アスベストの定性分析方法2つの違い

アスベストの定性分析方法は実体顕微鏡と偏光顕微鏡を使うJISA1481-1(以降枝番1と表記)、位相差・分散顕微鏡とX線回析装置を使うJISA1481-2(以降枝番2と表記)の2種類があります。ここでは、それぞれの分析方法の特徴や違いを解説します。両者の違いは層別の判定が可能であるのか否か、枝番1は可能ですが枝番2はできません。仕上げ塗材は上塗り材や主材(中塗り)、下地調剤など複数の層で構成されていますが、アスベストが含有している層を知りたいときは枝番1で行います。

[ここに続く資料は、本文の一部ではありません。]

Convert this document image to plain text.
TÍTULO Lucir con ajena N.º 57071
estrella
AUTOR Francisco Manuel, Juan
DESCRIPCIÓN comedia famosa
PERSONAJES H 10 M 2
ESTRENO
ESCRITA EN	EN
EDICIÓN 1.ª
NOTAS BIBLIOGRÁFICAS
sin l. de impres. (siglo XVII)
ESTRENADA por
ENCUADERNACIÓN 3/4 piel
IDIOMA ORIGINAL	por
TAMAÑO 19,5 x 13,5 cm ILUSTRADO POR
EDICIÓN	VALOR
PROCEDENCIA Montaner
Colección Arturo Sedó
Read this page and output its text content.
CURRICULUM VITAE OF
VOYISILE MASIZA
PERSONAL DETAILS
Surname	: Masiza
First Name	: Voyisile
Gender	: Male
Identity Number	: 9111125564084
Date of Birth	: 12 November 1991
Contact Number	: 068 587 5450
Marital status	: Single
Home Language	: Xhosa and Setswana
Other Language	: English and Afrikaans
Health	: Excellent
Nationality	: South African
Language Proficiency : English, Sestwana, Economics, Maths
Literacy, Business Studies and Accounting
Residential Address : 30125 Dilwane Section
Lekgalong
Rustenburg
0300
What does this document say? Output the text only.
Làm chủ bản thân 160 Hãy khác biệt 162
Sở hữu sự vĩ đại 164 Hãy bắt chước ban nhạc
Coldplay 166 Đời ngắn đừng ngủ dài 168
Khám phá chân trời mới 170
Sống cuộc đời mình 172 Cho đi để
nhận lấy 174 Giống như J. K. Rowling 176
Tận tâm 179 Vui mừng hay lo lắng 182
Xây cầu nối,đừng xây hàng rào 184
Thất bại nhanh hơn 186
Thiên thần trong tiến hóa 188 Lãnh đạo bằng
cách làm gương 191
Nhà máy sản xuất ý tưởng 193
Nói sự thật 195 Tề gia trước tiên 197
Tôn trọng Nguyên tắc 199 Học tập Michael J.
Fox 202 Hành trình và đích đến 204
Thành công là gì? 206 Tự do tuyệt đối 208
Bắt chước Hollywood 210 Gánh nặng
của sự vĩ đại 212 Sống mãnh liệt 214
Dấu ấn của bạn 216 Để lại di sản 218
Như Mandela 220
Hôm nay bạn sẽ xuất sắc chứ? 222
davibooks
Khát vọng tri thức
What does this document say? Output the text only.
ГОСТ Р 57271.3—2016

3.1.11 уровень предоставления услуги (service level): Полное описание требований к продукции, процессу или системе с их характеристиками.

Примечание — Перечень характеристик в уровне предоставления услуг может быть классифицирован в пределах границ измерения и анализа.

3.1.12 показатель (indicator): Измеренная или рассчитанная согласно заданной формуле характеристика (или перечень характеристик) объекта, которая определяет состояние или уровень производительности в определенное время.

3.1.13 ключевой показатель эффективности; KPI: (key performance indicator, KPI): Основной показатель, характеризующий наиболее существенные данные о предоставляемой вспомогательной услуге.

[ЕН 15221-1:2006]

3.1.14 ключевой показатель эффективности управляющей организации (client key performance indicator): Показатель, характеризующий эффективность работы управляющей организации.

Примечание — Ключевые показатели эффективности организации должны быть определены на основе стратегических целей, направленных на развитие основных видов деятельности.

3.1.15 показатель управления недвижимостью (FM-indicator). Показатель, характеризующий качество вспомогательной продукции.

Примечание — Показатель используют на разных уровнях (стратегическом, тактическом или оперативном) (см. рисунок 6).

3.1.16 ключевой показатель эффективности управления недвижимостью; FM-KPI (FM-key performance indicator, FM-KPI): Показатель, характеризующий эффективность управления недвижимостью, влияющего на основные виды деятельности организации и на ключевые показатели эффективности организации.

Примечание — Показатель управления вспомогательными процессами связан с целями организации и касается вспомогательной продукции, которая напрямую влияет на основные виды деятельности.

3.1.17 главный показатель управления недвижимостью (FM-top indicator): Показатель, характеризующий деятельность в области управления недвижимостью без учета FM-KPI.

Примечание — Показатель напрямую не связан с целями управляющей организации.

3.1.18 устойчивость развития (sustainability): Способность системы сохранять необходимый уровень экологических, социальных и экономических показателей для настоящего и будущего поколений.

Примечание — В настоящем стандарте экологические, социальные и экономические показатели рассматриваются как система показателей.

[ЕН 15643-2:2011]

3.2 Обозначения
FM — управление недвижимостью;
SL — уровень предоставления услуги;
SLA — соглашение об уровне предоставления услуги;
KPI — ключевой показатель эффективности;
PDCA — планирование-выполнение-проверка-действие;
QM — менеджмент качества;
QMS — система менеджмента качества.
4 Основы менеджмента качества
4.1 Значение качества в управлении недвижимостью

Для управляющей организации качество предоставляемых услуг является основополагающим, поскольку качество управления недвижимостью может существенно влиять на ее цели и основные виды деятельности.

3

また、枝番1は、建材だけでなく天然鉱石にアスベストが含まれていることを確認できますが、枝番は建材のみが対象です(吹き付けバーミキュライトは除く)。そのため、石綿を不純物として含有するリスクを持つ天然鉱石に関する適用範囲に違いがあることが分かるのではないでしょうか。なお、枝番1は、国際規格のISO22262-1をベースにした手法で、国際的に幅広く活用が行われていること、比較的短時間で判定結果を得ることができます。ただ、この手法は建材および顕微鏡など幅広い知識と経験が求められるなど、作業者の技術力に依存するといった特徴があります。

これに対して枝番2は日本独自の分析手法で、技術者の力量に依存しにくいとされます。しかし、X線回析は石綿および回析ピークのパターンが類似している鉱物がある点、位相差顕微鏡や分散顕微鏡で得られる計数は、本来繊維状ではない粒子も計数にしてしまう可能性もあるといわれています。